Why Our Hunger Surges with Age

Posted by Admin on June 27, 2011
Essential appetite-suppressing cells found within the brain weaken over time, leading to greater hunger and increased weight-gain as we age, according to research from a Monash University scientist. Dr. Zane Andrews has discovered that these appetite control cells are attacked by free radicals after food consumption. He claimed the damage is more significant following meals consisting of mainly carbohydrates and sugars. According to Dr. Zane, the more carbs a person consumes, the more damage their appetite-control cells receive, eventually leading to potential over consumption.

Dr. Andrews’ research indicates that the damage done to appetite-control cells can create cellular instability between messages telling the brain to eat and messages telling the brain to stop eating. The age group determined to be at the greatest risk for these changes fall into the 25 to 50 age range. In many cases, the neurons responsible for telling us not to overeat in that age range are being depleted over time.

When there is an absence of food in the stomach, the hormone ghrelin alerts the brain that hunger is present. Once we’ve consumed enough food and feel satiated, a set of neurons stabilizes feelings of hunger. However, free radicals created by the body begin to attack these neurons leading to a weakening in hunger satisfaction over time.

Dr. Andrews warns that the prevalent carbohydrate and sugar rich diet that has become the norm in modern society has placed a great deal stress on our bodies. Once of the outcomes for this dietary pattern is the premature deterioration of essential cells. He believes that this reduction in appetite-control cells could be one possible explanation for the complex occurrence of adult-onset obesity.

An additional study published in the Journal of Clinical Endocrinology and Metabolism explores the potential of different nutrients to suppress ghrelin, the appetite-stimulating hormone secreted by the stomach.
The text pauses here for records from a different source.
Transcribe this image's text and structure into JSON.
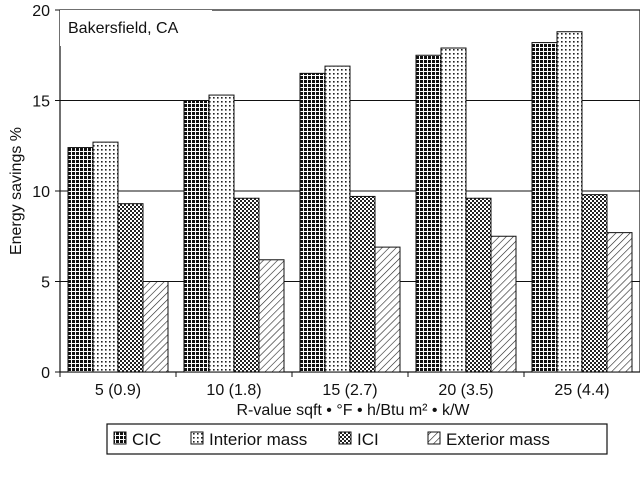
{
  "chart_data": {
    "type": "bar",
    "annotation": "Bakersfield, CA",
    "xlabel": "R-value sqft • °F • h/Btu m² • k/W",
    "ylabel": "Energy savings %",
    "categories": [
      "5 (0.9)",
      "10 (1.8)",
      "15 (2.7)",
      "20 (3.5)",
      "25 (4.4)"
    ],
    "ylim": [
      0,
      20
    ],
    "yticks": [
      0,
      5,
      10,
      15,
      20
    ],
    "grid": true,
    "legend_position": "bottom",
    "series": [
      {
        "name": "CIC",
        "pattern": "dense-checker",
        "values": [
          12.4,
          15.0,
          16.5,
          17.5,
          18.2
        ]
      },
      {
        "name": "Interior mass",
        "pattern": "light-dots",
        "values": [
          12.7,
          15.3,
          16.9,
          17.9,
          18.8
        ]
      },
      {
        "name": "ICI",
        "pattern": "medium-checker",
        "values": [
          9.3,
          9.6,
          9.7,
          9.6,
          9.8
        ]
      },
      {
        "name": "Exterior mass",
        "pattern": "diagonal-hatch",
        "values": [
          5.0,
          6.2,
          6.9,
          7.5,
          7.7
        ]
      }
    ]
  }
}
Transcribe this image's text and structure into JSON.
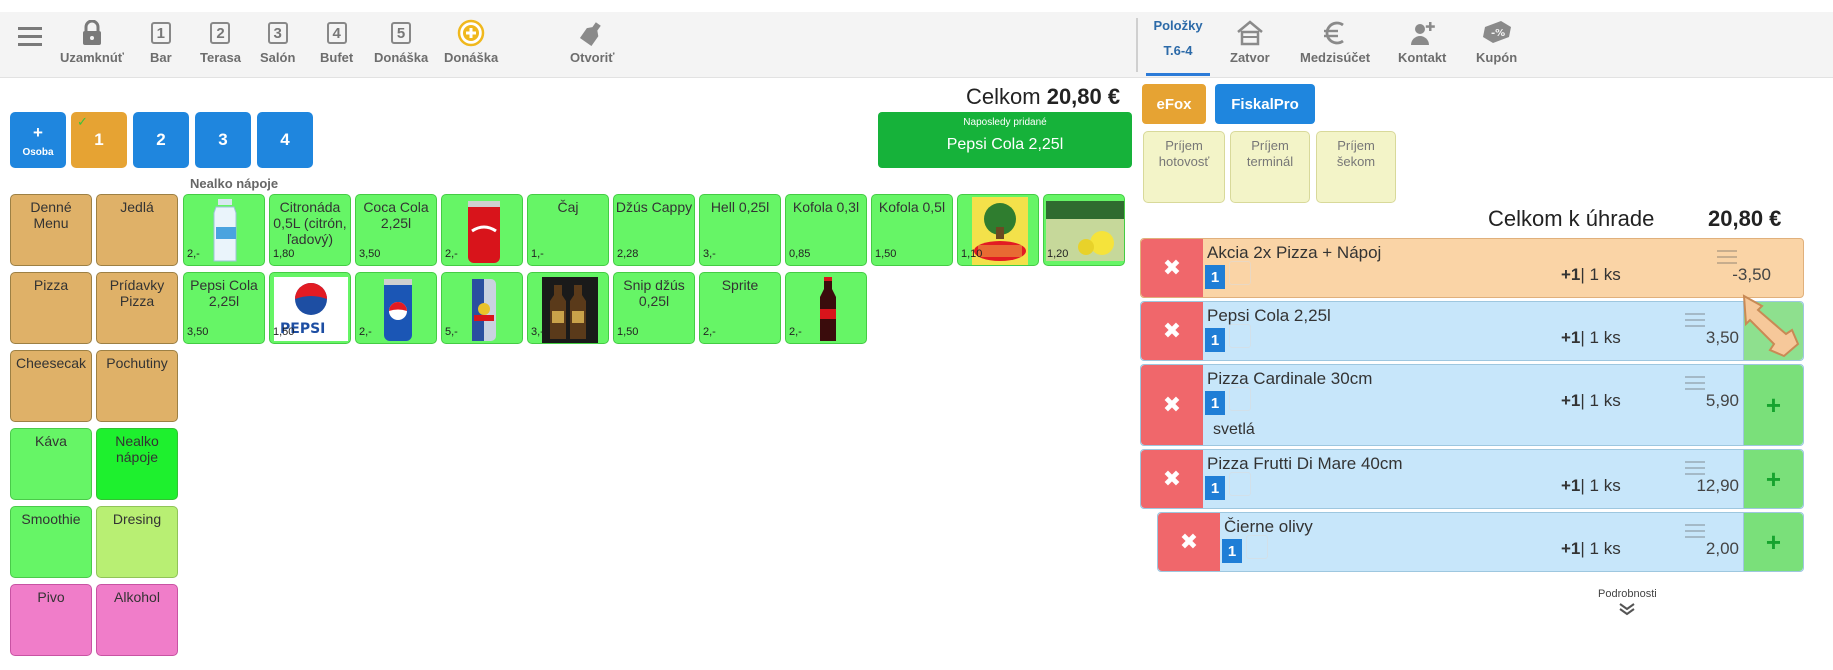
{
  "toolbar": {
    "menu_icon": "hamburger-icon",
    "items": [
      {
        "label": "Uzamknúť",
        "icon": "lock-icon"
      },
      {
        "label": "Bar",
        "icon": "table-1-icon",
        "num": "1"
      },
      {
        "label": "Terasa",
        "icon": "table-2-icon",
        "num": "2"
      },
      {
        "label": "Salón",
        "icon": "table-3-icon",
        "num": "3"
      },
      {
        "label": "Bufet",
        "icon": "table-4-icon",
        "num": "4"
      },
      {
        "label": "Donáška",
        "icon": "table-5-icon",
        "num": "5"
      },
      {
        "label": "Donáška",
        "icon": "add-circle-icon"
      },
      {
        "label": "Otvoriť",
        "icon": "bottle-open-icon"
      }
    ],
    "right": {
      "active_tab": {
        "label": "Položky",
        "sub": "T.6-4"
      },
      "items": [
        {
          "label": "Zatvor",
          "icon": "house-icon"
        },
        {
          "label": "Medzisúčet",
          "icon": "euro-icon"
        },
        {
          "label": "Kontakt",
          "icon": "add-person-icon"
        },
        {
          "label": "Kupón",
          "icon": "coupon-icon"
        }
      ]
    }
  },
  "persons": {
    "add_label": "+",
    "add_sub": "Osoba",
    "numbers": [
      "1",
      "2",
      "3",
      "4"
    ],
    "selected": "1"
  },
  "total": {
    "label": "Celkom",
    "value": "20,80 €"
  },
  "last_added": {
    "caption": "Naposledy pridané",
    "name": "Pepsi Cola 2,25l"
  },
  "group_title": "Nealko nápoje",
  "categories": [
    "Denné Menu",
    "Jedlá",
    "Pizza",
    "Prídavky Pizza",
    "Cheesecak",
    "Pochutiny",
    "Káva",
    "Nealko nápoje",
    "Smoothie",
    "Dresing",
    "Pivo",
    "Alkohol"
  ],
  "products_row1": [
    {
      "name": "",
      "price": "2,-",
      "img": "water-bottle"
    },
    {
      "name": "Citronáda 0,5L (citrón, ľadový)",
      "price": "1,80",
      "img": ""
    },
    {
      "name": "Coca Cola 2,25l",
      "price": "3,50",
      "img": ""
    },
    {
      "name": "",
      "price": "2,-",
      "img": "coke-can"
    },
    {
      "name": "Čaj",
      "price": "1,-",
      "img": ""
    },
    {
      "name": "Džús Cappy",
      "price": "2,28",
      "img": ""
    },
    {
      "name": "Hell 0,25l",
      "price": "3,-",
      "img": ""
    },
    {
      "name": "Kofola 0,3l",
      "price": "0,85",
      "img": ""
    },
    {
      "name": "Kofola 0,5l",
      "price": "1,50",
      "img": ""
    },
    {
      "name": "",
      "price": "1,10",
      "img": "rauch"
    },
    {
      "name": "",
      "price": "1,20",
      "img": "lemon-radler"
    }
  ],
  "products_row2": [
    {
      "name": "Pepsi Cola 2,25l",
      "price": "3,50",
      "img": ""
    },
    {
      "name": "",
      "price": "1,50",
      "img": "pepsi-light"
    },
    {
      "name": "",
      "price": "2,-",
      "img": "pepsi-can"
    },
    {
      "name": "",
      "price": "5,-",
      "img": "redbull-can"
    },
    {
      "name": "",
      "price": "3,-",
      "img": "dark-bottles"
    },
    {
      "name": "Snip džús 0,25l",
      "price": "1,50",
      "img": ""
    },
    {
      "name": "Sprite",
      "price": "2,-",
      "img": ""
    },
    {
      "name": "",
      "price": "2,-",
      "img": "cola-bottle"
    }
  ],
  "payment": {
    "efox": "eFox",
    "fiskal": "FiskalPro",
    "methods": [
      "Príjem hotovosť",
      "Príjem terminál",
      "Príjem šekom"
    ]
  },
  "due": {
    "label": "Celkom k úhrade",
    "value": "20,80 €"
  },
  "orders": [
    {
      "name": "Akcia 2x Pizza + Nápoj",
      "badge": "1",
      "qty_plus": "+1",
      "qty": "1 ks",
      "price": "-3,50",
      "note": ""
    },
    {
      "name": "Pepsi Cola 2,25l",
      "badge": "1",
      "qty_plus": "+1",
      "qty": "1 ks",
      "price": "3,50",
      "note": ""
    },
    {
      "name": "Pizza Cardinale 30cm",
      "badge": "1",
      "qty_plus": "+1",
      "qty": "1 ks",
      "price": "5,90",
      "note": "svetlá"
    },
    {
      "name": "Pizza Frutti Di Mare 40cm",
      "badge": "1",
      "qty_plus": "+1",
      "qty": "1 ks",
      "price": "12,90",
      "note": ""
    },
    {
      "name": "Čierne olivy",
      "badge": "1",
      "qty_plus": "+1",
      "qty": "1 ks",
      "price": "2,00",
      "note": ""
    }
  ],
  "details_label": "Podrobnosti",
  "colors": {
    "accent": "#1f86de",
    "orange": "#e6a333",
    "green": "#16b23a",
    "delete": "#f0676b"
  }
}
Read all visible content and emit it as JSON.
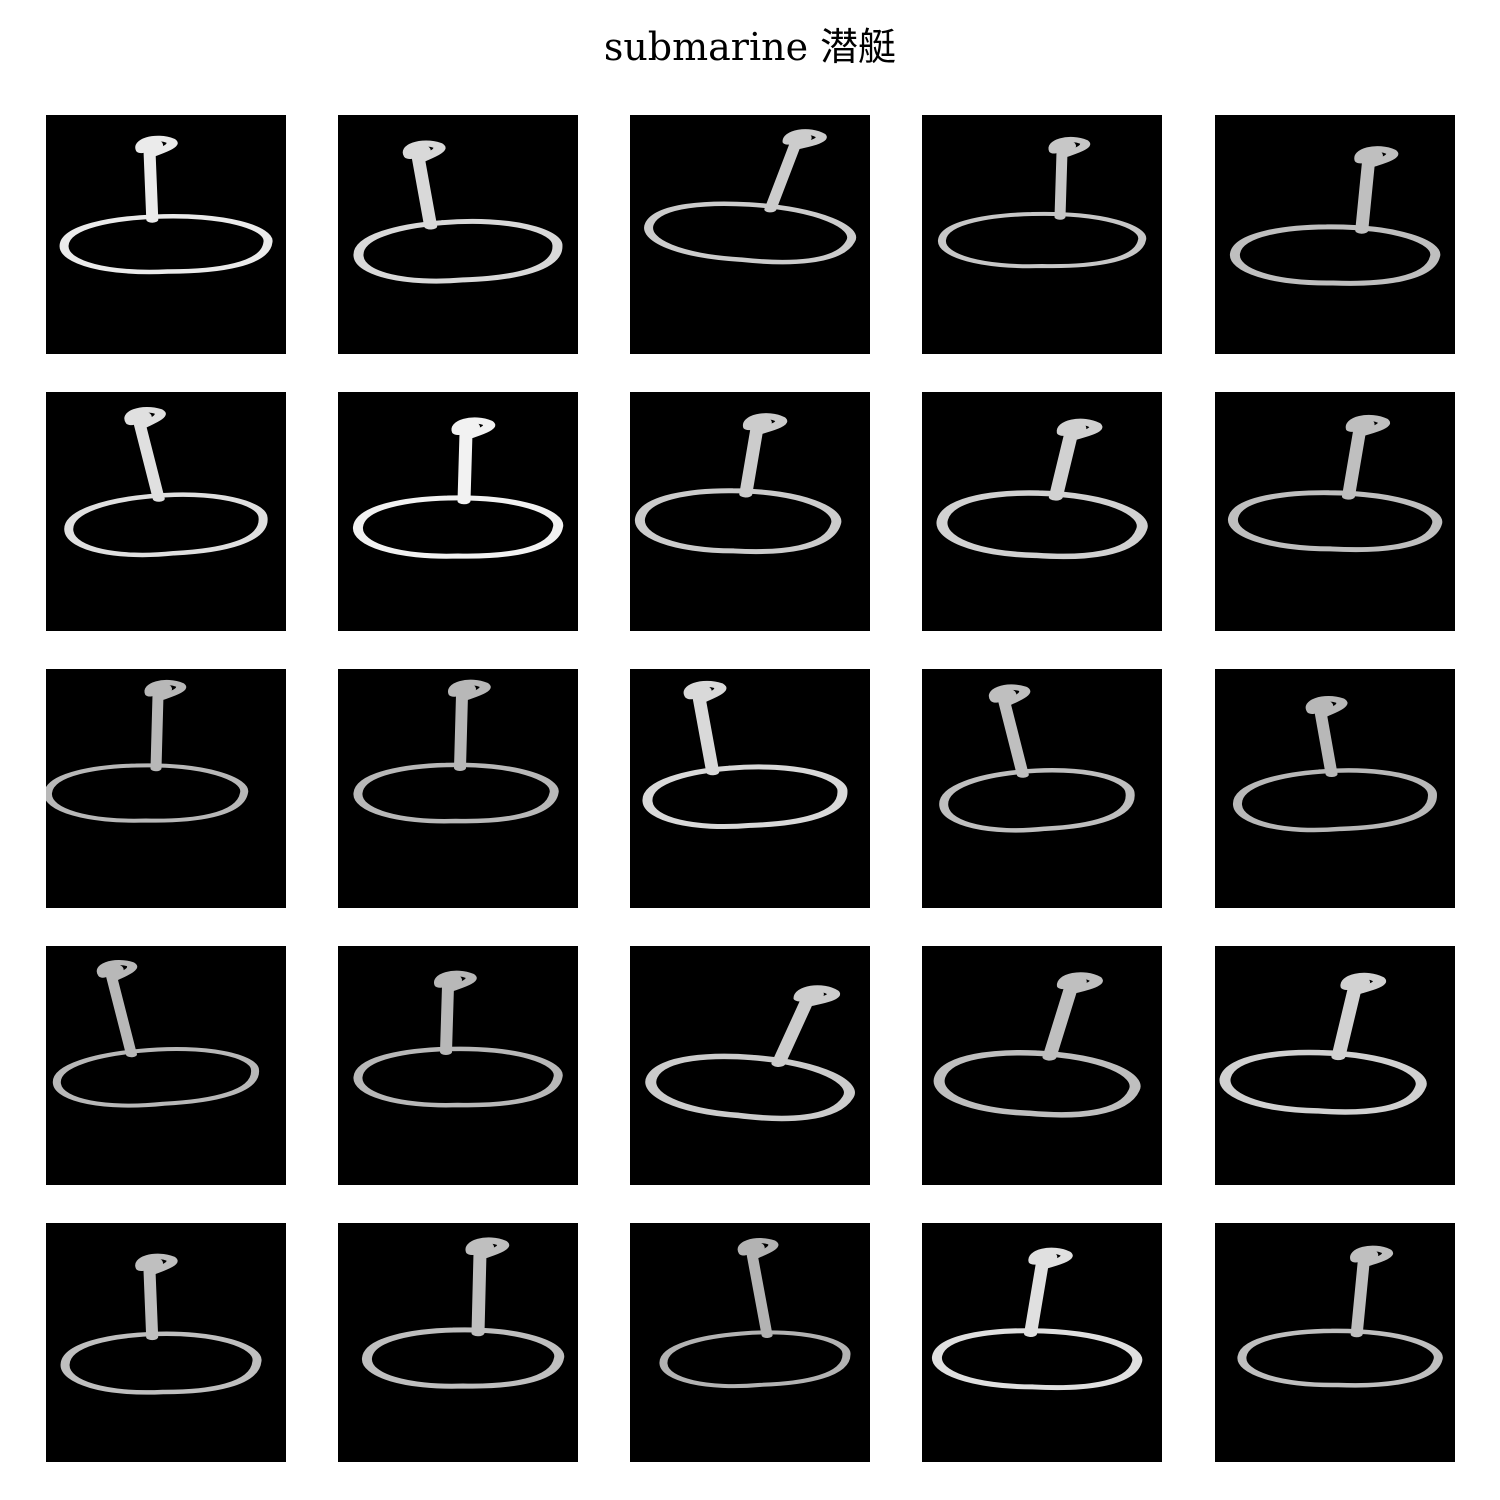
{
  "figure": {
    "title": "submarine 潜艇",
    "colors": {
      "background": "#ffffff",
      "tile_background": "#000000",
      "stroke": "#ffffff"
    },
    "grid": {
      "rows": 5,
      "cols": 5
    },
    "sketch_subject": "submarine",
    "sketch_icon": "submarine-doodle-icon",
    "tile_count": 25
  }
}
Ghrelin levels typically increase before meals and then decrease shortly after eating food. The researchers discovered that fat consumption caused ghrelin levels to remain relatively high. Protein consumption resulted in the largest suppression of ghrelin over the longest period of time. Interestingly however, carbohydrate consumption led to strong ghrelin suppression initially, though subsequent ghrelin levels later rebounded far above a normal level.

Lead researcher, Dr. Karen Foster-Schubert of the University of Washington School of Medicine in Seattle, Washington, believes that these findings may pave the way to future research on different methods of dieting. If we can improve our understanding of how ghrelin is regulated by ingested macronutrients, this may lead to the design of effective weight-reduction diets.